Wenn die Obama-Regierung also darauf besteht - und ihre demokratischen Kollegen ihr darin beipflichten -, dass sie mit ihren weitreichenden Sicherheitsvorkehrungen nichts als die Freiheit ihrer Bürger schützt - und die befreundeten Völker gleich mit -, dann hat sie in der Sache mehr Recht, als ihr zugebilligt wird; und darin findet auch das diskutierte Missverhältnis zwischen allfälligen Schutzmaßnahmen und der zu respektierenden Privatsphäre seine sachliche Auflösung: Die politische Freiheit des bürgerlichen Rechtssubjekts ist nichts anderes als die Lizenz zu einer ordentlichen Lebensführung, die die Staatsgewalt den Mitgliedern der überwachten Konkurrenzgesellschaft ausstellt; und die Sicherheit, für die diese Instanz sorgt, ist nichts anderes als eben die Funktionstüchtigkeit und Allgegenwart des Gewaltmonopols, mit dem sie für die Geltung ihrer Erlaubnisse und Verbote sorgt. Insofern sind Freiheit und Sicherheit tatsächlich die beiden Seiten derselben Medaille: der Hoheit des staatlichen Lizenzgebers.

Ein Dilemma sich ausschließender Grundwerte und Stoff für eine aufgeregte Grundsatzdebatte über die Natur des Gemeinwesens wird daraus nur, weil Regierungen wie ihre Kritiker sich darin einig sind, Freiheit und Sicherheit anders aufzufassen, sie nämlich als Besitzstände und Ansprüche der Bürger zu idealisieren, die der Staat zu respektieren bzw. ihnen zu gewährleisten habe. Man denkt sich die politische Freiheit ohne Staat, d.h. nicht als eine vom Staat gesetzte Ordnung, sondern wie die anthropologische Willensfreiheit, die einem wirklich nicht erst ein Staat schenken muss, als ein natürliches Recht, das Bestand ausgerechnet dadurch haben soll, dass der Staat sich aus dem Bereich der Selbstbestimmung des Bürgers heraushält und seine Herrschaft beschränkt. In diesen Bereich - so sieht das die bürgerliche Welt - kann die Obrigkeit von außen eingreifen, aber nur, wenn der Eingriff im Interesse der Sicherheit des Bürgers unerlässlich ist. Denn auch die Sicherheit denkt man sich nicht als die gewaltsame Garantie der geltenden Ordnung, als Staatssicherheit, sondern als Schutz der Unversehrtheit von Leib und Leben der Bürger.

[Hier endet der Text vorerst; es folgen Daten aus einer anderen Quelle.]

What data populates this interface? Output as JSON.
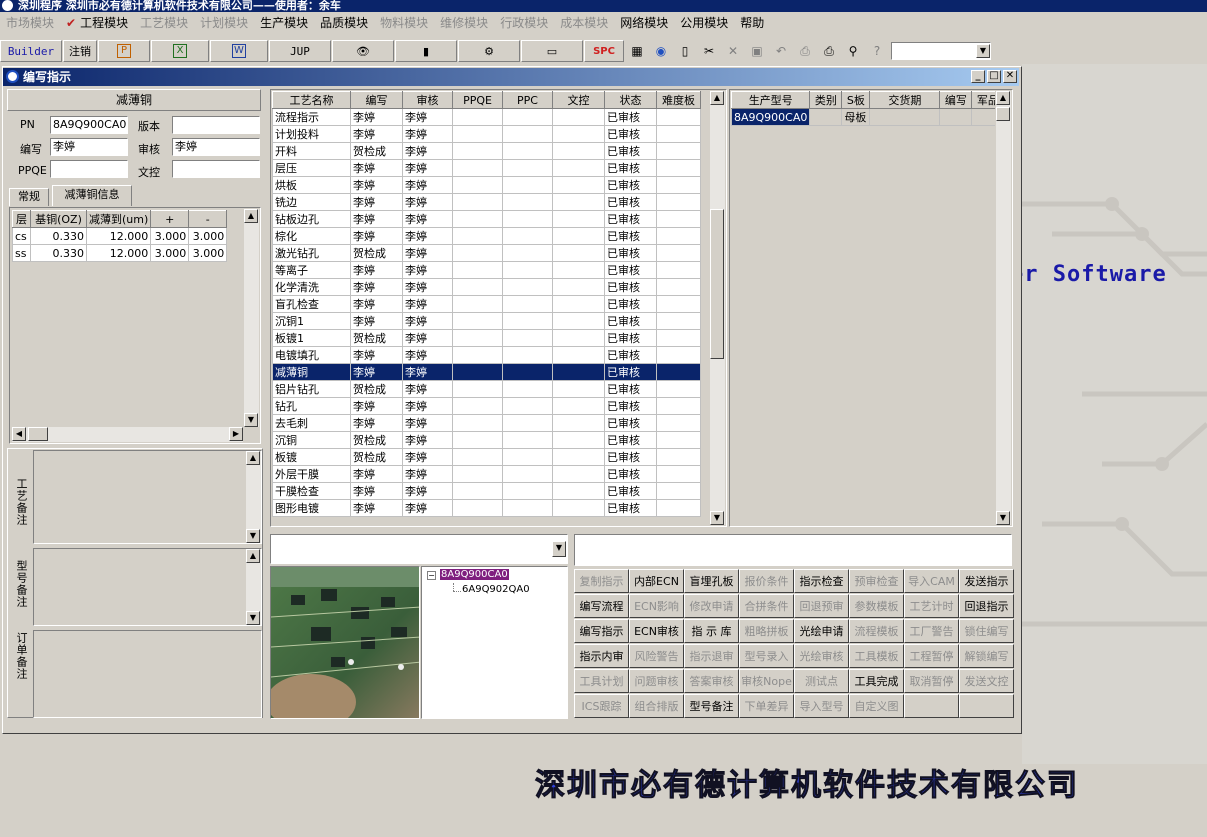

Weil Bürger ihre lizenzierte Freiheit als ein natürliches Recht ohne Staat missverstehen, fühlen sie sich unfrei, sobald sie auf Indizien stoßen, dass Freiheit ein Herrschaftsverhältnis ist; weil sie die Sicherheit, die der Staat stiftet, für einen Dienst an sich halten, entdecken sie einen Übergriff, sobald sie Maßnahmen entdecken, die sie nicht auf den Schutz von Leib und Leben beziehen können. Schon die Suche nach der berühmten "Verhältnismäßigkeit" der nötigen Einschränkungen beider definiert die revolutionäre Grundsatzalternative von Freiheit und Knechtschaft in einer ersten Verarbeitungsstufe allerdings wieder auf Normalmaß herunter. Es wird deutlich, dass der Idealismus der Freiheit, an den Snowden appelliert, selbst eine Übertreibung ist, die die bürgerliche Welt bei Bedarf auch niedriger hängt. Die Zeitungen, die sein Material nutzen und verbreiten, verstehen sich darauf: Ihre Empörung gilt einem Un- und Übermaß der Schnüffelei von "außer Rand und Band geratenen Geheimdiensten". Das universelle Misstrauen, das die Staatsorgane betätigen, hätten die in ihrer überwiegenden Mehrzahl unbescholtenen Bürger nicht verdient; überhaupt passe ein Generalverdacht gegen jedermann nicht zum demokratischen Staat. Der tue gut daran, bis zum Beweis des Gegenteils dem Bürger Vertrauen entgegenzubringen, anstatt das Vertrauen, das der in die Obrigkeit als den Garanten seiner Freiheit setzt, durch das Ausspionieren seines Alltags zu untergraben.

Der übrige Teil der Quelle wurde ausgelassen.